Mas, como a Bíblia é um patrimônio da humanidade, conhecida e
comentada até por muitos que não têm fé, temos que educar também para lidar com
outros problemas, situações em que o próprio texto bíblico é questionado. É
importante fazer isso evitando tanto um tipo de leitura fundamentalista como
uma análise fria e teórica do texto que não destaque a importância da mensagem.
Reconhecemos
que podem existir dificuldades na leitura da Palavra de Deus. È uma coleção
complexa de escritos nascidos em séculos diferentes e vindos de uma outra
cultura. Tem também uma característica especial em relação aos livros sagrados
de outras religiões: ela fala de Deus mas o apresenta dentro da história
concreta de um povo, vivida em épocas específicas. Foi sendo escrita ao longo
de muitos séculos e suas afirmações foram evoluindo conforme o povo ia
progredindo no seu jeito de perceber quem era mesmo o Deus que os chamara.
Retrata o que Deus quer comunicar mas mostra isso dentro de uma pedagogia que
se liga às necessidades progressivas do contexto em que cada parte do Escritura
nasceu.
Por tudo
isso, a Bíblia tem que ser compreendida no seu conjunto. Com pouco conhecimento
da maneira como cada texto nasceu, corre-se o risco de interpretar a Palavra de
um modo não adequado. Então, o livro que devia servir para unir os cristãos pode
se transformar em mais uma fonte de desencontro. Isso pode acontecer entre
comunidades eclesiais diferentes e dentro da mesma comunidade, quando pessoas
escolhem determinados textos para justificar seu ponto de vista, sem uma noção
mais ampla do conjunto da mensagem. Não se trata de um livro qualquer, é um
texto sagrado, visto com reverência; por isso, pessoas podem ficar até
ofendidas com um modo diferente de interpretar algum dado bíblico, achando que
está havendo desrespeito com a Palavra de Deus.
Isso
acontece com freqüência quando alguém se refere a alguma passagem bíblica e
diz: isso que está aqui não aconteceu de fato, é só poesia, linguagem
simbólica... Quem ouve acha que a pessoa está chamando a Bíblia de mentirosa e
sai indignada em defesa da sua fé. Quem quer explicar o valor simbólico,
poético, de certos relatos bíblicos precisa antes deixar muito bem claro que
não está denunciando uma mentira, está anunciando uma verdade mais profunda. Há
muitos séculos, Aristóteles já dizia: “A
poesia é algo mais filosófico e mais merecedor de séria atenção do que a
história porque, enquanto a poesia se ocupa de verdades eternas, a história
trata de fatos particulares.” Ou seja: a poesia é uma linguagem
transcendente, a única capaz de dar conta daquilo que vai além da história, que
faz parte da indescritível essência humana e divina. Quando dizemos, por
exemplo, que os onze primeiros capítulos do Gênesis são simbólicos e não
históricos, não estamos diminuindo o valor da mensagem , estamos ampliando. O que
ali se narra é o que acontece ainda hoje com todos nós: somos Adão e Eva quando
não sabemos conservar o paraíso que a terra devia ser, somos Caim quando não
sabemos ser irmãos, somos Noé quando Deus nos chama a construir espaços de
salvação diante das ameaças da vida, somos construtores de torres de Babel
quando nos desentendemos com os irmãos por causa de nossas vaidades.

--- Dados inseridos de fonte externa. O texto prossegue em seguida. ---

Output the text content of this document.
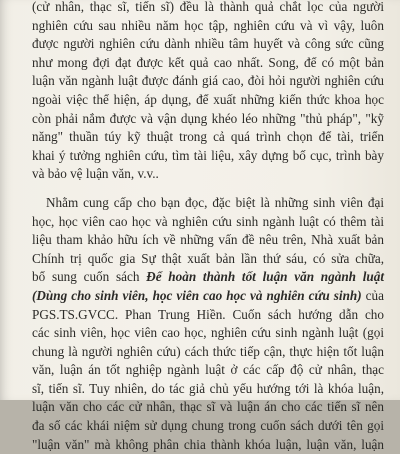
(cử nhân, thạc sĩ, tiến sĩ) đều là thành quả chắt lọc của người
nghiên cứu sau nhiều năm học tập, nghiên cứu và vì vậy, luôn
được người nghiên cứu dành nhiều tâm huyết và công sức cũng
như mong đợi đạt được kết quả cao nhất. Song, để có một bản
luận văn ngành luật được đánh giá cao, đòi hỏi người nghiên cứu
ngoài việc thể hiện, áp dụng, để xuất những kiến thức khoa học
còn phải nắm được và vận dụng khéo léo những "thủ pháp", "kỹ
năng" thuần túy kỹ thuật trong cả quá trình chọn để tài, triển
khai ý tưởng nghiên cứu, tìm tài liệu, xây dựng bố cục, trình bày
và bảo vệ luận văn, v.v..
Nhằm cung cấp cho bạn đọc, đặc biệt là những sinh viên đại
học, học viên cao học và nghiên cứu sinh ngành luật có thêm tài
liệu tham khảo hữu ích về những vấn đề nêu trên, Nhà xuất bản
Chính trị quốc gia Sự thật xuất bản lần thứ sáu, có sửa chữa,
bổ sung cuốn sách Để hoàn thành tốt luận văn ngành luật
(Dùng cho sinh viên, học viên cao học và nghiên cứu sinh) của
PGS.TS.GVCC. Phan Trung Hiền. Cuốn sách hướng dẫn cho
các sinh viên, học viên cao học, nghiên cứu sinh ngành luật (gọi
chung là người nghiên cứu) cách thức tiếp cận, thực hiện tốt luận
văn, luận án tốt nghiệp ngành luật ở các cấp độ cử nhân, thạc
sĩ, tiến sĩ. Tuy nhiên, do tác giả chủ yếu hướng tới là khóa luận,
luận văn cho các cử nhân, thạc sĩ và luận án cho các tiến sĩ nên
đa số các khái niệm sử dụng chung trong cuốn sách dưới tên gọi
"luận văn" mà không phân chia thành khóa luận, luận văn, luận
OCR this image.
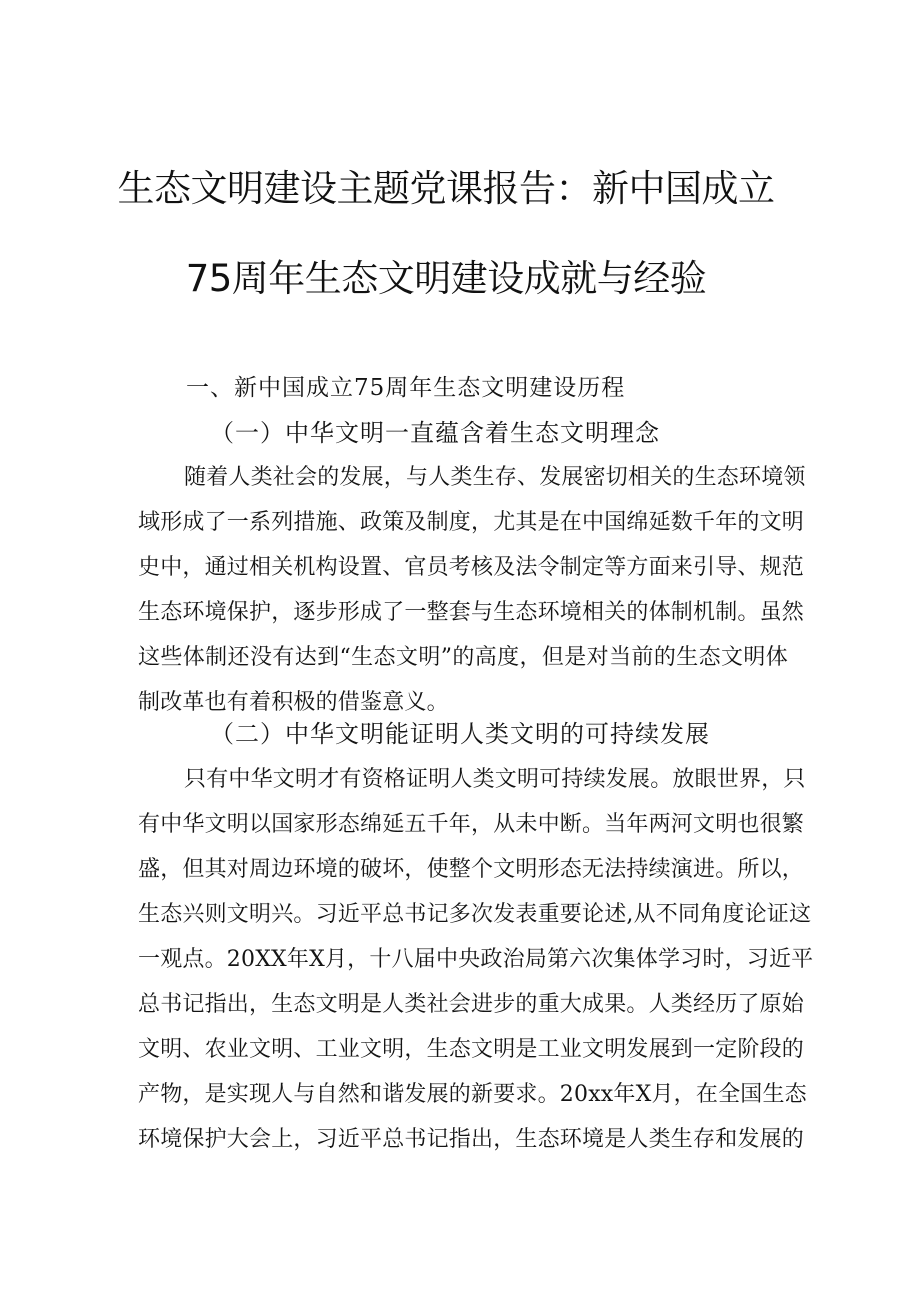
生态文明建设主题党课报告：新中国成立
75周年生态文明建设成就与经验
一、新中国成立75周年生态文明建设历程
（一）中华文明一直蕴含着生态文明理念
随着人类社会的发展，与人类生存、发展密切相关的生态环境领
域形成了一系列措施、政策及制度，尤其是在中国绵延数千年的文明
史中，通过相关机构设置、官员考核及法令制定等方面来引导、规范
生态环境保护，逐步形成了一整套与生态环境相关的体制机制。虽然
这些体制还没有达到“生态文明”的高度，但是对当前的生态文明体
制改革也有着积极的借鉴意义。
（二）中华文明能证明人类文明的可持续发展
只有中华文明才有资格证明人类文明可持续发展。放眼世界，只
有中华文明以国家形态绵延五千年，从未中断。当年两河文明也很繁
盛，但其对周边环境的破坏，使整个文明形态无法持续演进。所以，
生态兴则文明兴。习近平总书记多次发表重要论述,从不同角度论证这
一观点。20XX年X月，十八届中央政治局第六次集体学习时，习近平
总书记指出，生态文明是人类社会进步的重大成果。人类经历了原始
文明、农业文明、工业文明，生态文明是工业文明发展到一定阶段的
产物，是实现人与自然和谐发展的新要求。20xx年X月，在全国生态
环境保护大会上，习近平总书记指出，生态环境是人类生存和发展的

Uma interpretação assim vai mais longe, mas precisa ser
feita com a reverência que o texto sagrado exige.
É
função importante da catequese apresentar uma interpretação bíblica atualizada,
ligada à vida, que destaque a mensagem mais do que os recursos e detalhes da
roupagem em que ela foi envolvida. Mas é bom também ajudar a perceber que, com
o mesmo texto, Deus pode estar comunicando a cada um aspectos diferentes da
mensagem mais ampla. Em qualquer caso, é preciso ter um bom conhecimento da
Escritura. Até para dialogar com quem pensa diferente é fundamental se sentir
seguro para que a conversa seja tranqüila, respeitosa e realmente construtiva.